Возвращение (Каратеев) - страница 70

– А князю Витовту ты эту грамоту показывал? – спросил он, быстро вскинув глаза на Карач-мурзу.

– Нет. Зачем бы я стал ее показывать? Карачевского стола я не домогаюсь, а то, что узнал ты обо мне сейчас, князь Витовт уже давно и без грамоты знает.

«Ага, значит, сунулся ты к нему, да вместо княжения получил шиш», – с облегчением подумал Иван Мстиславич. Ему стало ясно: если Витовт, зная о правах Карач-мурзы, до сих пор не передал ему Карачева, стало быть, он вообще не собирается этого делать. Почему – Хотет тоже уразумел: «Не меня, вестимо, жалеет, а Юлиану Ивановну». Эта догадка довершила его раздражение, и он сказал почти с вызовом, возвращая грамоту Карач-мурзе:

– Ну и чего же ты от меня теперь хочешь?

– Ничего не хочу, опричь того, за чем приехал: руку дочери твоей прошу для сына моего Арсения.

– Я уже сказал тебе, что за него Софью не отдам.

– Сказал, что не отдашь, поелику он не русский князь. Ну, а теперь сам видишь, что в том ты ошибся. Так что же еще?

– А то, что за другого русского князя хочу ее выдать.

– И он уже ее посватал?

– Посватал или еще посватает, то не важно. Такова моя воля родительская, и все тут!

– Стало быть, дочери своей ты счастья не хочешь? Ведь она Арсения любит, а не того другого князя.

– То не любовь, а блажь пустая! Выйдет за кого я велю, а там и полюбит. С девками всегда так.

– Это твое последнее слово, Иван Мстиславич?

– У меня слово токмо одно, оно и первое, оно и последнее. И на том не гневайся, Иван Васильевич.

– Ну, коли так, будь здоров.
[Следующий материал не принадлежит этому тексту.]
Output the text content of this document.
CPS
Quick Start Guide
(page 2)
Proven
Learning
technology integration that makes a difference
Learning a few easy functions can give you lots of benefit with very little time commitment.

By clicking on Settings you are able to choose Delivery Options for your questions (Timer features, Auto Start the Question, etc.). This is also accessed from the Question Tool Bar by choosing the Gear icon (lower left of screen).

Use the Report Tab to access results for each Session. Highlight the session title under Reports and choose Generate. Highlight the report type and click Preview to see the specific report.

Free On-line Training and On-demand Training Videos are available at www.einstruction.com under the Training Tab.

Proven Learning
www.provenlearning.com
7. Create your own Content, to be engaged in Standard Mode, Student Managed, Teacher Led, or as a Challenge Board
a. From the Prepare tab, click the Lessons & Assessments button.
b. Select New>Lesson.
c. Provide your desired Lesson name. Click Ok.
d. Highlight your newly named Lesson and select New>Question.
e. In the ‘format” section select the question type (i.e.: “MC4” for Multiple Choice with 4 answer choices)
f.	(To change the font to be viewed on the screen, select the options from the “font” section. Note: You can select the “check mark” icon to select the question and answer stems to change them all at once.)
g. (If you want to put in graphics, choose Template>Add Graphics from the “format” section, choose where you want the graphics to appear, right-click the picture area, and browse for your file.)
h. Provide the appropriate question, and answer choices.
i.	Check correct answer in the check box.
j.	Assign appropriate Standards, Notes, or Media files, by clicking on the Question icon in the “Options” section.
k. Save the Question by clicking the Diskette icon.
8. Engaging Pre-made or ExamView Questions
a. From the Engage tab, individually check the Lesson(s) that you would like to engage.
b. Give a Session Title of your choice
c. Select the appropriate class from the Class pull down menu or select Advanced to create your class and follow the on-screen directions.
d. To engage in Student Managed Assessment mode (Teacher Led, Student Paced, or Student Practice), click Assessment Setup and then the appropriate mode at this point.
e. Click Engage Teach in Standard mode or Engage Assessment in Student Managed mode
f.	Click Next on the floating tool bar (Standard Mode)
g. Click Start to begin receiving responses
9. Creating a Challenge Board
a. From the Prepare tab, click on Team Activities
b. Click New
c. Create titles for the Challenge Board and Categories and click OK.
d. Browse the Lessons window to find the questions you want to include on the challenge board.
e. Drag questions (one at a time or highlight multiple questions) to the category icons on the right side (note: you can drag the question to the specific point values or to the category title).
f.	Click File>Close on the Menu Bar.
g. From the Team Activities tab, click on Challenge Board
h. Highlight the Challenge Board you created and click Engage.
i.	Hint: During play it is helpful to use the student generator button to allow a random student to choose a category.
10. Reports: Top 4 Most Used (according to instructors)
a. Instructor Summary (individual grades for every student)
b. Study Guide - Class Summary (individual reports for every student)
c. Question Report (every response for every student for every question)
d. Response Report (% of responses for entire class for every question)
Жалею, что тебя зря потревожил, – поднимаясь с места, промолвил Карач-мурза.

– Куда же ты? Хоть отобедай с нами.

– Благодарствую, княже, спешу в обрат. Оставайся с Богом!

ГЛАВА XVIII

Когда Карач-мурза сообщил сыну о неудаче своего сватовства и посоветовал ему забыть княжну Софью, Арсений только нахмурился и ничего не сказал. Хотя удар был жесток, он сдаваться не собирался, но посвящать отца в свои дальнейшие намерения не хотел, справедливо опасаясь того, что они не встретят одобрения, а тогда пришлось бы отказаться от Софьи или идти на открытое нарушение отцовской воли. Ни того, ни другого Арсений, разумеется, не желал, а потому решил действовать теперь на свой собственный страх и риск.

Но Карач–мурза хорошо знал сына и не сомневался в том, что он на этом не успокоится и будет добиваться своего, вопреки сумасбродной воле князя Хотета. Не считая возможным открыто одобрять подобный образ действий, но в душе сочувствуя Арсению, он тоже предпочел не вызывать его на откровенность и сделал вид, что почитает это дело оконченным, а потому не хочет больше и говорить о нем.